In fact, one of the driving forces behind this push for a universal long term care insurance plan is that those seeking long-term care insurance in the current market are the elderly who are or soon will be in need of long- term care. However, because of their immediate or soon to be needs, the cost of private long-term care insurance is very high. But that is true of any insurance, the greater the risk of incurring the need for the insurance, the higher the premium will be. For example, a smoker attempting to take out life insurance is probably going to pay more for that insurance than an individual who doesn’t smoke.
Proponents also argue that the poor will probably not be able to purchase any kind of long-term care insurance as they will not be able to afford the premium. How ironic that such an argument would be made when at the same time proponents are willing to take $10 a month out of the paycheck of that same poor person for their proposal. One witness compared the monthly premium to the two lattes a week she purchases. The poor probably couldn’t even afford an ordinary cup of coffee at the same coffee stand.

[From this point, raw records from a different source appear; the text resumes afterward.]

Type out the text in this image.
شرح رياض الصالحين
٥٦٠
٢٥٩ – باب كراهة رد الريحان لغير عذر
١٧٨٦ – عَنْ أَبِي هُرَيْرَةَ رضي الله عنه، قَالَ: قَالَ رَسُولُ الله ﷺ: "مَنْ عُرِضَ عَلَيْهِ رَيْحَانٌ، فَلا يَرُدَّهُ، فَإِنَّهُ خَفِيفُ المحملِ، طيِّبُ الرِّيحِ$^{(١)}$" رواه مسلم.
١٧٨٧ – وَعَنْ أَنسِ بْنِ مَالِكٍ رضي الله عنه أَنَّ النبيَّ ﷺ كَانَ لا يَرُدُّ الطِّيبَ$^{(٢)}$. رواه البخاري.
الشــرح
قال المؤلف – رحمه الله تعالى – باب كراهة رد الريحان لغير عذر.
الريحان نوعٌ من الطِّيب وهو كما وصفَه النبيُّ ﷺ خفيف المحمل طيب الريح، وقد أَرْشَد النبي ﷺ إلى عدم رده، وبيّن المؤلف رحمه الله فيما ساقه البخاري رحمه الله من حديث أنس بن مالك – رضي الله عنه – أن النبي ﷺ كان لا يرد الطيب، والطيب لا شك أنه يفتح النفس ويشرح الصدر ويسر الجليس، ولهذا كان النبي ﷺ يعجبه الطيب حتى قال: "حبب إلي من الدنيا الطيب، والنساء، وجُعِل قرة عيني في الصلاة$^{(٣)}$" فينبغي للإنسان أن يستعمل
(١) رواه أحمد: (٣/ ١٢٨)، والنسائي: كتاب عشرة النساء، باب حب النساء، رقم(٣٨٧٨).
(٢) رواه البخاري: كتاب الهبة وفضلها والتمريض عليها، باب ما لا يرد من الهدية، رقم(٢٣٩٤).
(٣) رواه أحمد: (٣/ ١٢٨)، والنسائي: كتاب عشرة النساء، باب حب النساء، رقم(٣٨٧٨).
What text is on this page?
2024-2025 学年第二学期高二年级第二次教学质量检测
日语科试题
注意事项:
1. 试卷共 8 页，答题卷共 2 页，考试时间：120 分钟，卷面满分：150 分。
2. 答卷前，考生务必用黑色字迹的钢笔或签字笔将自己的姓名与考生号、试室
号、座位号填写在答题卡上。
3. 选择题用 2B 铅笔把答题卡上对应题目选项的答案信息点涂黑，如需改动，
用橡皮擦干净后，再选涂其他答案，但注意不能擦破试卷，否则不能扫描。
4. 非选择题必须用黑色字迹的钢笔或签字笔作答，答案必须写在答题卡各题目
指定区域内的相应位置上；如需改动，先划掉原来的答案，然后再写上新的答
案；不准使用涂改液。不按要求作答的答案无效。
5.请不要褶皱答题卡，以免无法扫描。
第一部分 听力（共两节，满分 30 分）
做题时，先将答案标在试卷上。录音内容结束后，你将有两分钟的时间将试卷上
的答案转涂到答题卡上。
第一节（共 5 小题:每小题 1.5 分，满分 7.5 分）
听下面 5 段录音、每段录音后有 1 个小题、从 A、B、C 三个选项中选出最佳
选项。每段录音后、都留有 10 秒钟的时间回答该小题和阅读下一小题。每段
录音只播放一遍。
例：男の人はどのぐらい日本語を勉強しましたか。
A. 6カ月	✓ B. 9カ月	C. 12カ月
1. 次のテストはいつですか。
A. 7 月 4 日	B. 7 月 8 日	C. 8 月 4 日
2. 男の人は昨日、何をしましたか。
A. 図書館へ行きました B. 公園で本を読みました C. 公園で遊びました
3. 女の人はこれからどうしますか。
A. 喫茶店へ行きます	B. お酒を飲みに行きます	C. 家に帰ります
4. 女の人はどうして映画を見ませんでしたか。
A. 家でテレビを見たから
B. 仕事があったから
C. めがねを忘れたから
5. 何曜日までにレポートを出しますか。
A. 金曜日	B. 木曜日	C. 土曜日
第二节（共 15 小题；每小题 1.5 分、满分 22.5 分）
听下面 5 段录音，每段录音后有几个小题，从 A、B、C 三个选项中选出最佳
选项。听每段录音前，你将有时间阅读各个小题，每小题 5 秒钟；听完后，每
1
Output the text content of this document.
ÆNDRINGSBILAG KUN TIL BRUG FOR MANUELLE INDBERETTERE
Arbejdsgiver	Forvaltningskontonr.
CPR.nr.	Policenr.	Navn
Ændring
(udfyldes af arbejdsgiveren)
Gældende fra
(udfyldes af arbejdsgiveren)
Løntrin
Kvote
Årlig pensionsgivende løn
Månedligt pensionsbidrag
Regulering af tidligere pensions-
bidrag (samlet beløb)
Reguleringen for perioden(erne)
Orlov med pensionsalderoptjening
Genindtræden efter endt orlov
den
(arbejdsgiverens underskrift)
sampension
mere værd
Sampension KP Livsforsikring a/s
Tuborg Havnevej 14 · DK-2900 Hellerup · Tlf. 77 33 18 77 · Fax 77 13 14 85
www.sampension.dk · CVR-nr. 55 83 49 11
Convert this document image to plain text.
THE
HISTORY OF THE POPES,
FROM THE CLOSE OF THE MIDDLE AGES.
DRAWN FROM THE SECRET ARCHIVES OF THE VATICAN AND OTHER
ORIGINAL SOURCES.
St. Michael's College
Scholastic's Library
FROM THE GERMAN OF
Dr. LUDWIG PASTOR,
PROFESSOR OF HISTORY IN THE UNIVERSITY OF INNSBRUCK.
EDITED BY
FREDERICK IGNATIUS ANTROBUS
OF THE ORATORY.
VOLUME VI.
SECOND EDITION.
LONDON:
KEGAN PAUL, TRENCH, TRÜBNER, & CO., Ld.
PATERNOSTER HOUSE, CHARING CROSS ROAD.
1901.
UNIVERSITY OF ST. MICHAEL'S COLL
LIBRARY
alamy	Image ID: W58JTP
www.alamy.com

Like Social Security, the proposal will rely on continuing infusions of contributions that will continue to grow as the demand for benefits increases. That being the case, then the proposal becomes nothing more than a big black hole. Rich and poor alike will be entitled to the benefits because they contributed to the pot. So like Social Security, both ends of the income spectrum will be able to draw on the funds.
If the concern is that there will be a burgeoning demand for long-term care and no way to pay for it, then public officials need to encourage those who can afford long-term care insurance either because they are still young or have the means to purchase the insurance to do so. For the poor, who will never be able to afford either private long-term care insurance or this $10 a month plan, policy makers should just provide that care when it comes time. It should by no means require a new tax on all individuals.